In Washington, the U.S. Nuclear Regulatory Commission (NRC)
said radioactivity would disperse over the long distance and it
did not expect any harmful amounts to reach the country.
"We expect the United States to avoid any levels of harmful
radiation," NRC spokesman Joey Ledford told Reuters. "We do not
anticipate any threat to American interests."
The Swedish official, research director Lars-Erik De Geer of
the Swedish Defence Research Institute, was citing data from a
network of international monitoring stations set up to detect
signs of any nuclear weapons tests.
Also stressing the levels were not dangerous for people, he
predicted particles would eventually also continue across the
Atlantic and reach Europe.
"It is not something you see normally," he said by phone
from Stockholm, adding the results he now had were based on
observations from earlier in the week. But, "it is not high from
any danger point of view."
De Geer said he was convinced they would eventually be
detected over the whole northern hemisphere.
"It is only a question of very, very low activities so it is
nothing for people to worry about," De Geer said.
"In the past when they had nuclear weapons tests in China
... then there were similar clouds all the time without anybody
caring about it at all," he said.
De Geer said the main air movement in the northern half of
the globe normally went from west to east, but suggested the
direction occasionally changed and at times turned.
In Geneva, the U.N.'s World Meteorological Organisation
(WMO) said on Thursday that a "northwesterly winter monsoon flow
prevails over the eastern and northern part of Japan" and that
this was expected to remain the case until around midnight GMT.
The New York Times earlier said a forecast of the possible
movement of the radioactive plume showed it churning across the
Pacific, and touching the Aleutian Islands on Thursday before
hitting southern California late on Friday.
It said the projection was made by the Comprehensive Test
Ban Treaty Organisation (CTBTO), a Vienna-based independent body
for monitoring possible breaches of the test ban.
The CTBTO has more than 60 stations around the world which
can pick up very low levels of radioactive particles such as
caesium and iodine isotopes.
It continuously provides data to its member states,
including Sweden, but does not make the details public.
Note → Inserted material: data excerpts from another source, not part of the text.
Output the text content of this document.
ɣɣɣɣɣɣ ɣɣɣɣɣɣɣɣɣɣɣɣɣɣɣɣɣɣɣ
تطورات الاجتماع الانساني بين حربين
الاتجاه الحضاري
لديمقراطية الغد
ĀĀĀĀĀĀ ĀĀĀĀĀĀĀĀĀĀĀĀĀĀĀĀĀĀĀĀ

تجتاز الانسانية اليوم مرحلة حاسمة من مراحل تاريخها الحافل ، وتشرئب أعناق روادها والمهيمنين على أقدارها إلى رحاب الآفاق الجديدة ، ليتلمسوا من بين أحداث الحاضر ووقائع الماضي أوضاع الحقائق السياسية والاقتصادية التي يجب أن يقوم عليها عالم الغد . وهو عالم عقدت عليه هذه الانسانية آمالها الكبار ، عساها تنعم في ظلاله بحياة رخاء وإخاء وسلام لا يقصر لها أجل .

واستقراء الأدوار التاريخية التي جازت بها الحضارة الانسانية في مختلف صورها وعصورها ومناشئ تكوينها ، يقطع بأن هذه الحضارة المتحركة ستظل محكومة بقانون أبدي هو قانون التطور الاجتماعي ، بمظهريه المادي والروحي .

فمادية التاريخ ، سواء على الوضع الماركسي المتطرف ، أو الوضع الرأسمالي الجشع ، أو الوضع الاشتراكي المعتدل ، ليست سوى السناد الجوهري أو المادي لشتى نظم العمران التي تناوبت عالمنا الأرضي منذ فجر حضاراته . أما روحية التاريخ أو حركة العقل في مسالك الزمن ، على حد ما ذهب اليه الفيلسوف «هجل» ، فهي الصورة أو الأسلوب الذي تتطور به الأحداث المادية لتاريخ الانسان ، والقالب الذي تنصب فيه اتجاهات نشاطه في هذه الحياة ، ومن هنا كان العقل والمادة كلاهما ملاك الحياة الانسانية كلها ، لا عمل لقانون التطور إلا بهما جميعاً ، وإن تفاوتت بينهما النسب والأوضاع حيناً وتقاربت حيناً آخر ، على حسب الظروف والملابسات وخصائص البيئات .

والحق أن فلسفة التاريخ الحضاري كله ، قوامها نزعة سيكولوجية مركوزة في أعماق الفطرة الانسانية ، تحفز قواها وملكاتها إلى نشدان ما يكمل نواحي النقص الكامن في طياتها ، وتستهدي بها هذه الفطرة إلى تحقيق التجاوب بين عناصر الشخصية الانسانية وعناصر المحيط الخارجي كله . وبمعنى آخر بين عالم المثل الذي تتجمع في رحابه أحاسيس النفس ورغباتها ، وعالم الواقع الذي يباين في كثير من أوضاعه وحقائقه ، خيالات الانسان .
De Geer said he believed the radioactive particles would
"eventually also come here".
The New York Times said health and nuclear experts
emphasized radiation would be diluted as it travelled and at
worst would have extremely minor health consequences in the
In a similar way, radiation from the Chernobyl disaster in
1986 spread around the globe and reached the west coast of the
United States in 10 days, its levels measurable but minuscule.